Webb makes two points about affirmative action that I consider to be quite self-evident:

1. It is fundamentally unfair and discriminatory, and
2. It was an absolutely defensible, if imperfect, remedy for centuries of state-sponsored discrimination

These two obviously butt up against each other, and I've fallen out on the pro-affirmative-action side of that clash, while still recognizing the truth of both points. He buys both of these arguments too, and then he makes some very good additional points in favor of dropping affirmative action:

- Affirmative action now is not helping who it is supposed to help: African Americans. Non-African American "people of color"are benefiting from this policy despite the fact that their history of discrimination doesn't even begin to approach that of African Americans.

- Race based policies that treat whites as a monolith ignore disadvantaged white sub-populations deserving of help (Webb specifically mentions poor Southern whites). At the same time, they give a leg-up to "people of color" that are advantaged by treating "people of color" as a monolith (more recent Asian immigrants, for example). This isn't some naive "we should be color-blind" point. This is a serious point that monolithic racial thinking obscures disadvantages within the categories "white" and "people of color".

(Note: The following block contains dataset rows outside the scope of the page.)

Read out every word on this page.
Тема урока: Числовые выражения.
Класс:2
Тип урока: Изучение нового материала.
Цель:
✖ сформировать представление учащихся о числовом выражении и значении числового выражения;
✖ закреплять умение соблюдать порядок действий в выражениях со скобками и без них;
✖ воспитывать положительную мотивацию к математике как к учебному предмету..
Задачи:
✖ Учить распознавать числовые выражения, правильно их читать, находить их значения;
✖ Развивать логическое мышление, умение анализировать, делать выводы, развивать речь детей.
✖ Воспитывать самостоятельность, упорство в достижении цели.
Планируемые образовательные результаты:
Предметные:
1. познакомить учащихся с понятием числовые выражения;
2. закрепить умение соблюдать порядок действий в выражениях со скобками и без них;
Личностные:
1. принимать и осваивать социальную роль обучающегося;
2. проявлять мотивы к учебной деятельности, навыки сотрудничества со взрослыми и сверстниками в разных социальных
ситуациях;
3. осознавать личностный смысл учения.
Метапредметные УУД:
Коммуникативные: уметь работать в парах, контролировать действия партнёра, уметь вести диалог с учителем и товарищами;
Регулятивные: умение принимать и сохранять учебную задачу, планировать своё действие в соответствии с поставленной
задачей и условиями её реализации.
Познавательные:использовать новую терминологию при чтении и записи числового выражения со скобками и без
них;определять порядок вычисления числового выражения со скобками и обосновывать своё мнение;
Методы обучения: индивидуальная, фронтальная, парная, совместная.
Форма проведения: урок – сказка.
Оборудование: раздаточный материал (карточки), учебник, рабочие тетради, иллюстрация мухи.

I think these are both sensible observations. Am I swayed on my position on affirmative action (which I actually came to through a long, complicated, acrimonious episode on campus at William and Mary - it was not a position I came to casually)? Not by this op-ed alone, no. But I think he makes some excellent points.

I would add one of my own - one nagging problem I have had with affirmative action even through my conversion to being a supporter of the practice. Affirmative action generally improves the chances of people of color at later stages of their lives: college and employment, specifically. It seems to me, by then the problem is already entrenched. The real disadvantage faced by African Americans is not in the admissions committees of colleges, it is in the quality of primary education in their communities. It seems to me, affirmative action at these later stages does nothing to impact the root cause of these problems. It's a farce, in that sense. Perhaps it takes a few real achievers from bad schools and gives them a chance to shine as they could have shined in high school if they had a more supportive environment. Perhaps. And that's what's kept me supporting the program. But it isn't a solution for black students who have already lost out in elementary school and middle school, where I imagine the bulk of the problem lies.